Isn’t it weird that we are training our students to manage huge amounts of data and process them using a tool as powerful as R, but then just creating p-values based on parametric probability distributions just like Fisher did 120 years ago? To experience advances in how we teach and do statistics, we need to make advances in how to think about and design experiments. We need to advance in how we teach and apply the philosophy of science. To teach statistics better, we need to build stronger bridges with the humanities.
I just spent far too long trying to track down a quote I once saw from RA Fisher or Sewall Wright that even said if we had a “computer” machine, we wouldn’t have to have to rely on limitations of parametric assumptions because we could use more robust resampling approaches that would be more informative and less subject to biases leading from assumptions about distributions. If any of you know of this, could you give me a pointer or put it in the comments? It’s driving me bananas. Good thing I’m not writing this in my office, or I’d have the chance to waste even more time flipping through Sokal and Rohlf and how many other textbooks where I think I might have seen it.

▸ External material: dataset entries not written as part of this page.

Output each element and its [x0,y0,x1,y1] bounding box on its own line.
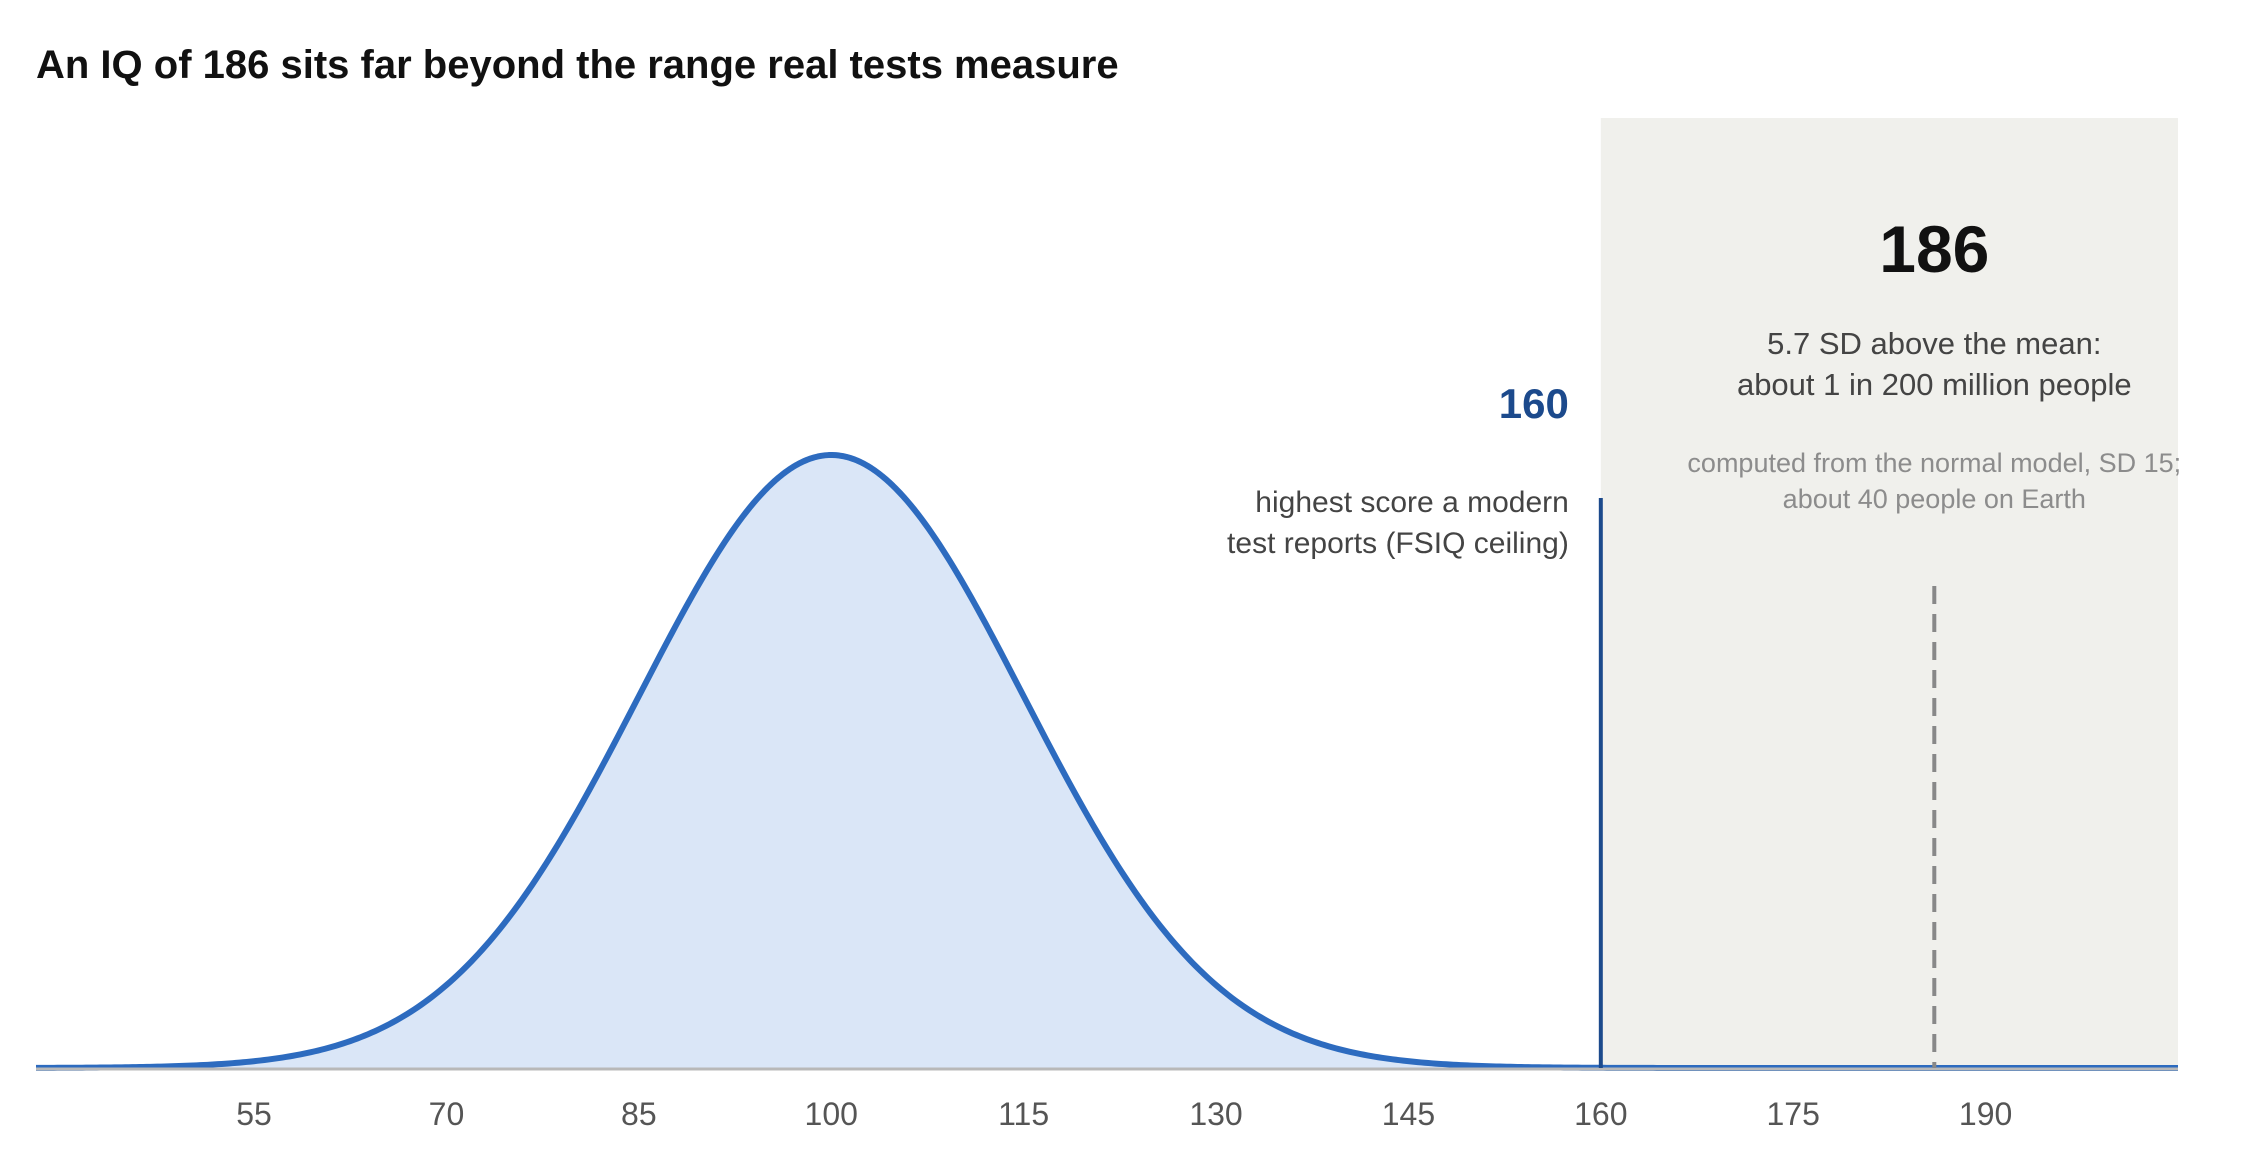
chart-title: An IQ of 186 sits far beyond the range r… [36,43,1119,87]
highlight-region [1600,118,2178,1068]
ceiling-note-line: test reports (FSIQ ceiling) [1227,527,1569,560]
x-axis-ticks: 55 70 85 100 115 130 145 160 175 190 [236,1096,2012,1132]
x-tick-label: 55 [236,1096,272,1132]
marker-note-line: 5.7 SD above the mean: [1767,326,2101,361]
marker-note-line: about 1 in 200 million people [1737,367,2132,402]
ceiling-value-label: 160 [1499,380,1569,427]
ceiling-note-line: highest score a modern [1255,486,1569,519]
x-tick-label: 130 [1189,1096,1242,1132]
x-tick-label: 85 [621,1096,657,1132]
marker-value-label: 186 [1879,212,1989,286]
x-tick-label: 70 [429,1096,465,1132]
x-tick-label: 175 [1767,1096,1820,1132]
x-tick-label: 145 [1382,1096,1435,1132]
marker-sub-note-line: computed from the normal model, SD 15; [1687,448,2181,478]
x-tick-label: 115 [998,1096,1049,1132]
x-tick-label: 100 [805,1096,858,1132]
distribution-area [36,455,2178,1068]
x-tick-label: 160 [1574,1096,1627,1132]
x-tick-label: 190 [1959,1096,2012,1132]
marker-sub-note-line: about 40 people on Earth [1783,484,2086,514]
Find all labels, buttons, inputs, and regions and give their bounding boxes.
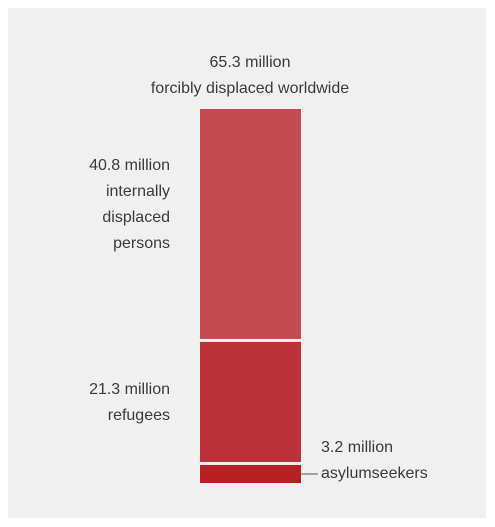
bar-segment-internally-displaced-persons	[200, 109, 301, 339]
bar-segments	[200, 109, 301, 483]
label-asylum-seekers-line-2: asylumseekers	[321, 465, 428, 482]
label-internally-displaced-persons-line-3: displaced	[102, 209, 170, 226]
bar-segment-refugees	[200, 341, 301, 462]
label-internally-displaced-persons-line-1: 40.8 million	[89, 157, 170, 174]
label-internally-displaced-persons-line-4: persons	[113, 235, 170, 252]
label-internally-displaced-persons-line-2: internally	[106, 183, 170, 200]
label-asylum-seekers-line-1: 3.2 million	[321, 439, 393, 456]
segment-labels: 40.8 million internally displaced persons 21…	[89, 157, 428, 482]
bar-segment-asylum-seekers	[200, 464, 301, 483]
chart-title-line-1: 65.3 million	[210, 54, 291, 71]
label-refugees-line-2: refugees	[108, 407, 170, 424]
chart-title-line-2: forcibly displaced worldwide	[151, 80, 349, 97]
label-refugees-line-1: 21.3 million	[89, 381, 170, 398]
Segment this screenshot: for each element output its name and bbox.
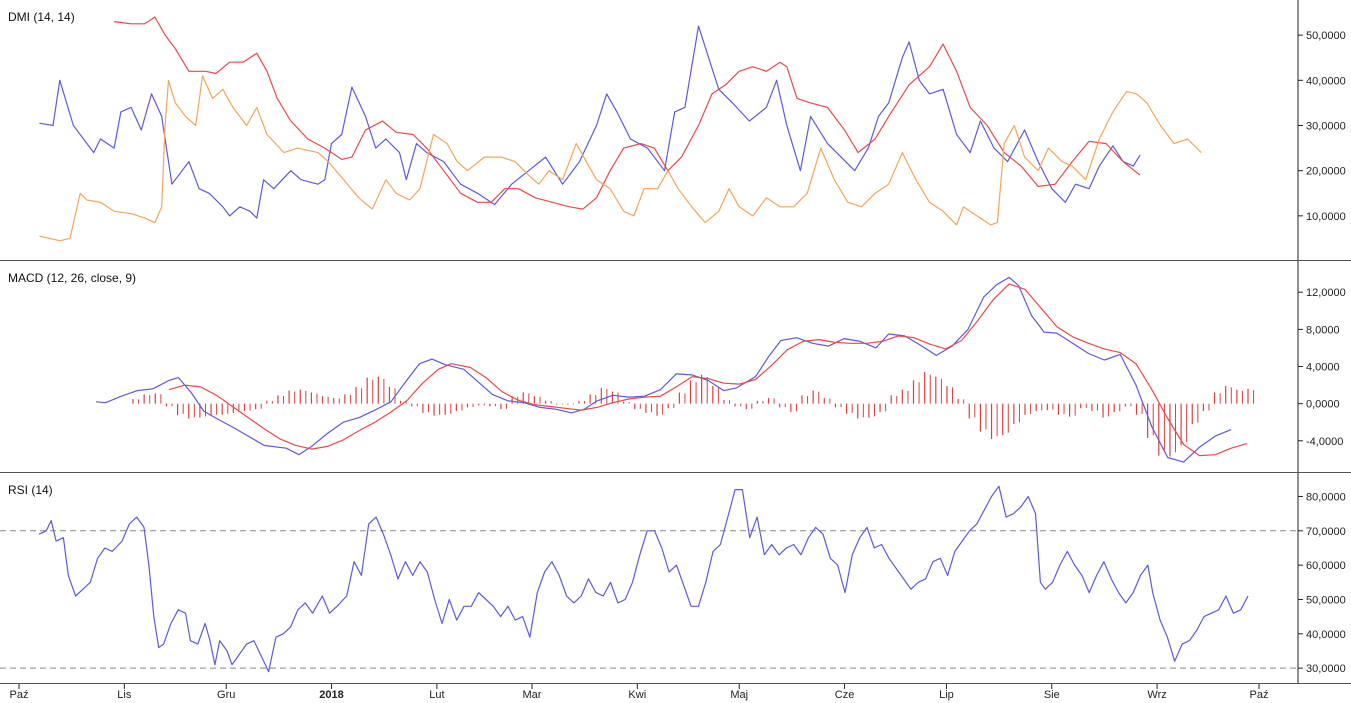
y-tick-label: 4,0000 xyxy=(1306,362,1340,374)
panel-dividers xyxy=(0,260,1351,684)
y-tick-label: 12,0000 xyxy=(1306,287,1346,299)
x-tick-label: Paź xyxy=(10,689,29,701)
x-tick-label: 2018 xyxy=(319,689,343,701)
y-tick-label: -4,0000 xyxy=(1306,436,1343,448)
x-tick-label: Cze xyxy=(835,689,855,701)
x-tick-label: Paź xyxy=(1250,689,1269,701)
y-tick-label: 40,0000 xyxy=(1306,75,1346,87)
y-tick-label: 20,0000 xyxy=(1306,166,1346,178)
series-line-blue xyxy=(38,485,1249,673)
panel-title: DMI (14, 14) xyxy=(8,10,75,24)
x-tick-label: Sie xyxy=(1044,689,1060,701)
y-tick-label: 60,0000 xyxy=(1306,560,1346,572)
series-line-blue xyxy=(95,276,1232,463)
y-tick-label: 50,0000 xyxy=(1306,594,1346,606)
x-tick-label: Maj xyxy=(730,689,748,701)
series-line-blue xyxy=(39,25,1141,219)
x-tick-label: Kwi xyxy=(628,689,646,701)
y-tick-label: 80,0000 xyxy=(1306,491,1346,503)
y-tick-label: 10,0000 xyxy=(1306,211,1346,223)
y-tick-label: 30,0000 xyxy=(1306,663,1346,675)
series-line-red xyxy=(114,16,1141,210)
series-line-orange xyxy=(39,75,1202,242)
x-tick-label: Lut xyxy=(429,689,444,701)
y-tick-label: 40,0000 xyxy=(1306,629,1346,641)
y-tick-label: 0,0000 xyxy=(1306,399,1340,411)
y-tick-label: 50,0000 xyxy=(1306,30,1346,42)
y-tick-label: 8,0000 xyxy=(1306,324,1340,336)
x-tick-label: Wrz xyxy=(1147,689,1166,701)
x-axis: Paź Lis Gru 2018 Lut Mar Kwi Maj Cze Lip Sie Wrz Paź xyxy=(10,684,1269,701)
y-tick-label: 30,0000 xyxy=(1306,120,1346,132)
y-tick-label: 70,0000 xyxy=(1306,526,1346,538)
dmi-panel: DMI (14, 14) 50,0000 40,0000 30,0000 20,0000… xyxy=(8,0,1346,260)
macd-panel: MACD (12, 26, close, 9) 12,0000 8,0000 4,00… xyxy=(8,261,1346,472)
panel-title: MACD (12, 26, close, 9) xyxy=(8,271,136,285)
rsi-panel: RSI (14) 80,0000 70,0000 60,0000 50,0000 40,0… xyxy=(0,473,1346,683)
x-tick-label: Mar xyxy=(523,689,542,701)
x-tick-label: Gru xyxy=(217,689,235,701)
panel-title: RSI (14) xyxy=(8,483,53,497)
x-tick-label: Lip xyxy=(939,689,954,701)
x-tick-label: Lis xyxy=(117,689,132,701)
series-line-red xyxy=(168,283,1248,457)
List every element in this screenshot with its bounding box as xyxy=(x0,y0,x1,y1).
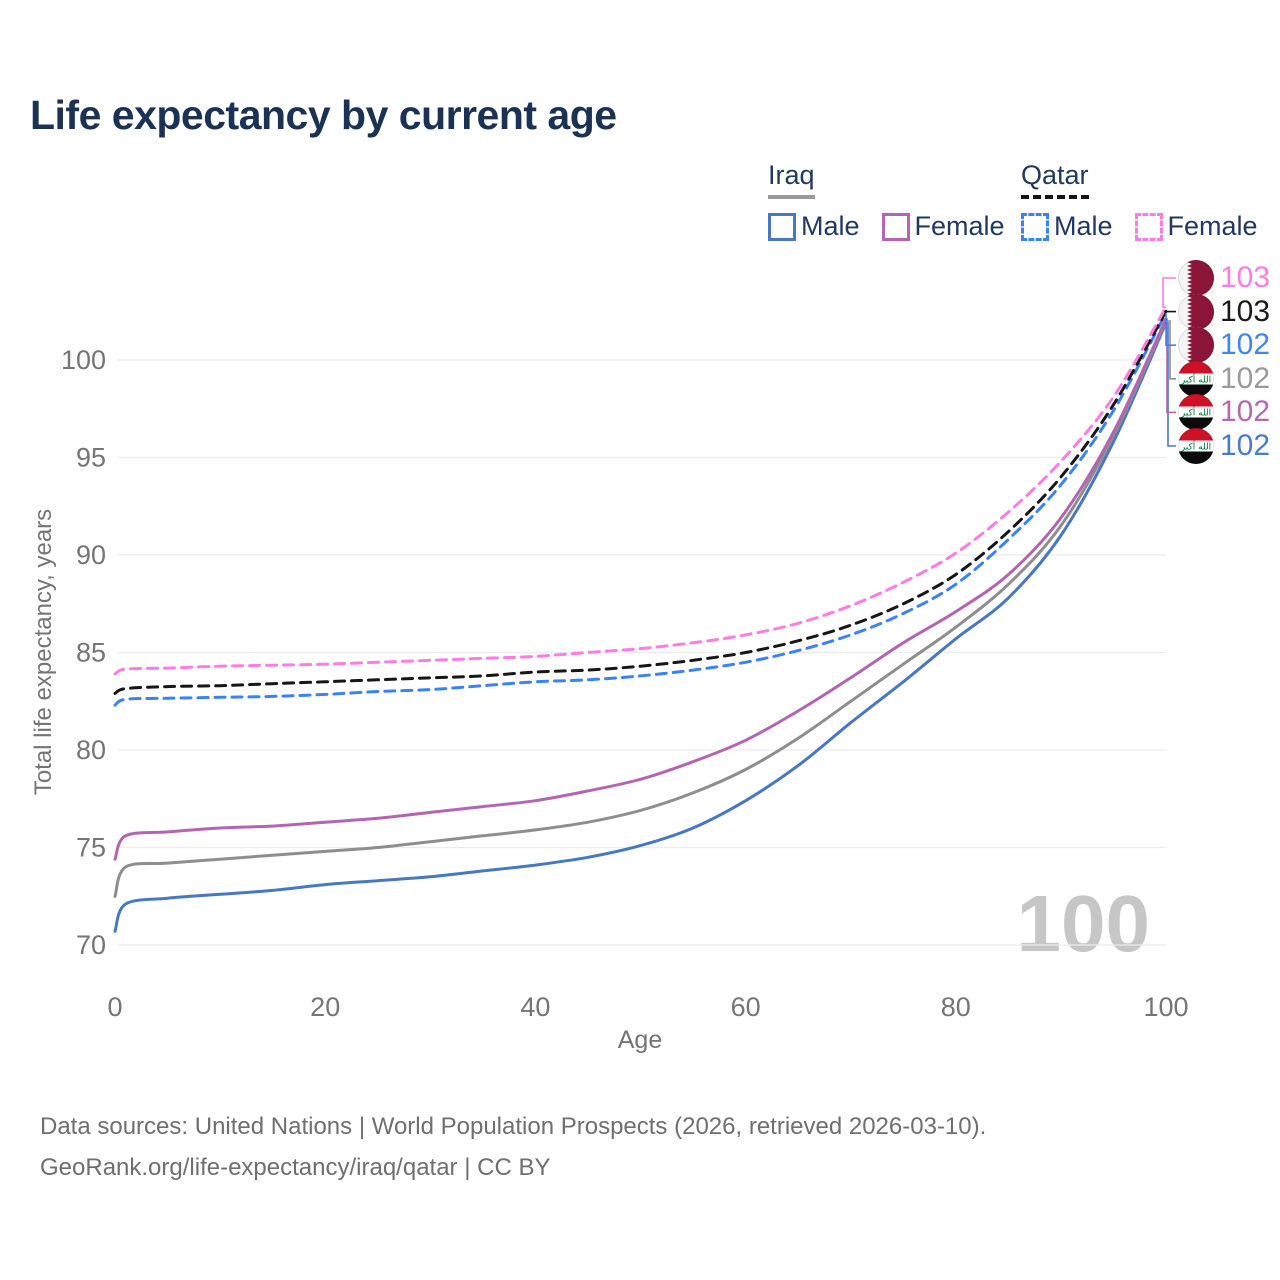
end-label-value: 103 xyxy=(1220,294,1271,328)
legend-label-iraq-male[interactable]: Male xyxy=(801,211,860,241)
x-tick-60: 60 xyxy=(731,992,761,1022)
end-label-value: 103 xyxy=(1220,261,1271,294)
iraq-flag-icon xyxy=(1178,361,1214,397)
age-counter-watermark: 100 xyxy=(1016,879,1150,968)
end-label-value: 102 xyxy=(1220,361,1271,395)
end-label-row-iraq-female: 102 xyxy=(1178,394,1270,430)
end-connector-qatar-female xyxy=(1162,277,1176,309)
legend-label-qatar-male[interactable]: Male xyxy=(1054,211,1113,241)
footer-link: GeoRank.org/life-expectancy/iraq/qatar |… xyxy=(40,1154,551,1181)
legend-label-qatar-female[interactable]: Female xyxy=(1167,211,1258,241)
end-connector-iraq xyxy=(1166,320,1176,380)
series-line-iraq-male[interactable] xyxy=(113,321,1168,933)
y-tick-95: 95 xyxy=(76,443,106,473)
legend-country-qatar[interactable]: Qatar xyxy=(1021,160,1089,199)
footer: Data sources: United Nations | World Pop… xyxy=(40,1106,986,1188)
series-line-qatar[interactable] xyxy=(113,309,1168,695)
legend-swatch-iraq-female-icon[interactable] xyxy=(881,212,910,241)
end-label-value: 102 xyxy=(1220,328,1271,362)
qatar-flag-icon xyxy=(1178,327,1214,363)
y-tick-100: 100 xyxy=(61,345,106,375)
x-tick-0: 0 xyxy=(107,992,122,1022)
y-tick-70: 70 xyxy=(76,930,106,960)
series-line-qatar-female[interactable] xyxy=(113,305,1168,676)
x-tick-40: 40 xyxy=(520,992,550,1022)
x-axis-title: Age xyxy=(617,1026,663,1054)
chart-title: Life expectancy by current age xyxy=(30,92,617,138)
legend-swatch-qatar-male-icon[interactable] xyxy=(1021,212,1049,241)
y-axis-title: Total life expectancy, years xyxy=(30,508,57,796)
y-tick-75: 75 xyxy=(76,833,106,863)
legend-label-iraq-female[interactable]: Female xyxy=(914,211,1005,241)
qatar-flag-icon xyxy=(1178,260,1214,296)
end-label-row-iraq-male: 102 xyxy=(1178,428,1270,464)
end-connector-iraq-female xyxy=(1166,318,1176,414)
legend-country-iraq[interactable]: Iraq xyxy=(768,160,815,199)
x-tick-100: 100 xyxy=(1143,992,1188,1022)
end-label-row-iraq: 102 xyxy=(1178,361,1270,397)
legend-swatch-qatar-female-icon[interactable] xyxy=(1134,212,1163,241)
legend-swatch-iraq-male-icon[interactable] xyxy=(768,212,796,241)
iraq-flag-icon xyxy=(1178,428,1214,464)
legend-group-qatar: Qatar Male Female xyxy=(1021,160,1258,242)
end-label-row-qatar-male: 102 xyxy=(1178,327,1270,363)
series-line-qatar-male[interactable] xyxy=(113,311,1168,707)
end-label-value: 102 xyxy=(1220,429,1271,462)
series-line-iraq-female[interactable] xyxy=(113,317,1168,861)
x-tick-80: 80 xyxy=(941,992,971,1022)
x-tick-20: 20 xyxy=(310,992,340,1022)
y-tick-80: 80 xyxy=(76,735,106,765)
y-tick-85: 85 xyxy=(76,638,106,668)
qatar-flag-icon xyxy=(1178,294,1214,330)
series-line-iraq[interactable] xyxy=(113,319,1168,898)
legend-group-iraq: Iraq Male Female xyxy=(768,160,1005,242)
iraq-flag-icon xyxy=(1178,394,1214,430)
end-connector-qatar-male xyxy=(1165,313,1176,346)
footer-sources: Data sources: United Nations | World Pop… xyxy=(40,1113,987,1140)
y-tick-90: 90 xyxy=(76,540,106,570)
end-label-row-qatar-female: 103 xyxy=(1178,260,1270,296)
end-label-value: 102 xyxy=(1220,395,1271,429)
end-label-row-qatar: 103 xyxy=(1178,294,1270,330)
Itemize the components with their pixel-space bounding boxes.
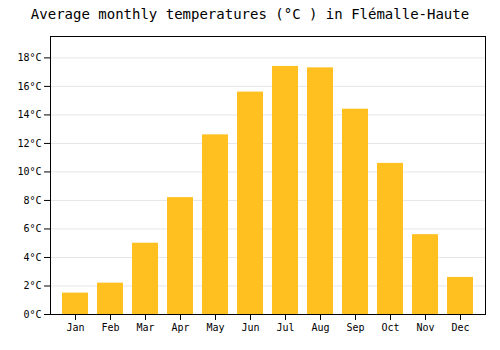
svg-text:0°C: 0°C <box>23 309 41 320</box>
svg-text:14°C: 14°C <box>17 109 41 120</box>
svg-text:Jun: Jun <box>241 322 259 333</box>
svg-text:Feb: Feb <box>101 322 119 333</box>
svg-text:16°C: 16°C <box>17 81 41 92</box>
svg-text:Nov: Nov <box>416 322 434 333</box>
svg-text:12°C: 12°C <box>17 138 41 149</box>
svg-text:2°C: 2°C <box>23 280 41 291</box>
svg-text:Jul: Jul <box>276 322 294 333</box>
svg-text:Dec: Dec <box>451 322 469 333</box>
svg-text:10°C: 10°C <box>17 166 41 177</box>
svg-text:Jan: Jan <box>66 322 84 333</box>
svg-text:Mar: Mar <box>136 322 154 333</box>
svg-text:Sep: Sep <box>346 322 364 333</box>
svg-text:Oct: Oct <box>381 322 399 333</box>
svg-text:8°C: 8°C <box>23 195 41 206</box>
svg-text:18°C: 18°C <box>17 52 41 63</box>
svg-text:May: May <box>206 322 224 333</box>
svg-text:Apr: Apr <box>171 322 189 333</box>
svg-text:4°C: 4°C <box>23 252 41 263</box>
svg-text:6°C: 6°C <box>23 223 41 234</box>
html-text:Average monthly temperatures (: Average monthly temperatures (°C ) in Fl… <box>30 6 470 22</box>
svg-text:Aug: Aug <box>311 322 329 333</box>
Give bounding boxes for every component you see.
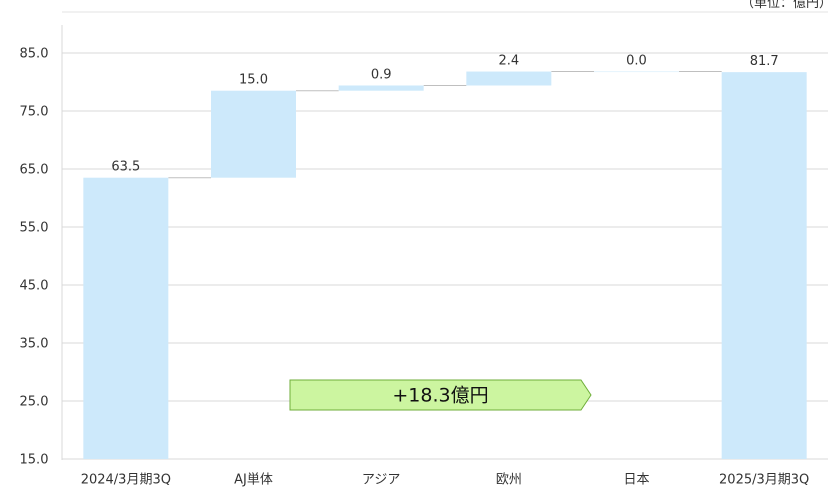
y-tick-label: 15.0	[20, 453, 49, 468]
data-label: 0.0	[626, 54, 647, 69]
data-label: 0.9	[371, 67, 392, 82]
data-labels: 63.5 15.0 0.9 2.4 0.0 81.7	[111, 54, 778, 175]
callout-text: +18.3億円	[392, 385, 488, 407]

Terry, I agree in principle that there are "better" approaches than ANOVA etc. for many kinds of data. But in practice, I think we greatly overestimate how often this will make any difference. Yes, ANOVA makes lots of assumptions, and we love to wring our hands about that. But it turns out to be extraordinarily robust to most violations of those assumptions. So given that, there's a lot to be said for approaches that are simple, well understood, and can be applied broadly. I don't think the situation is as dire as you suggest!
Something that's sometimes frustrating to me as a statistics educator is that the stats ed community has made at least some meaningful progress on this front -- simulation-based inference is pretty core to how a lot of us teach algebra-based intro-level statistics now, even if approaches of more full-scale change like Danny Kaplan's book (https://dtkaplan.github.io/Lessons-in-statistical-thinking/) haven't caught on -- and yet we seem to have had little success in communicating that approach & set of tools to folks teaching stats in cognate disciplines.
So I guess what I mean here is: I think what we really need is better ways for these conversations to happen across fields, so that it's not happening separately in stats, bio, psych, etc. at all different paces, starting from zero every time.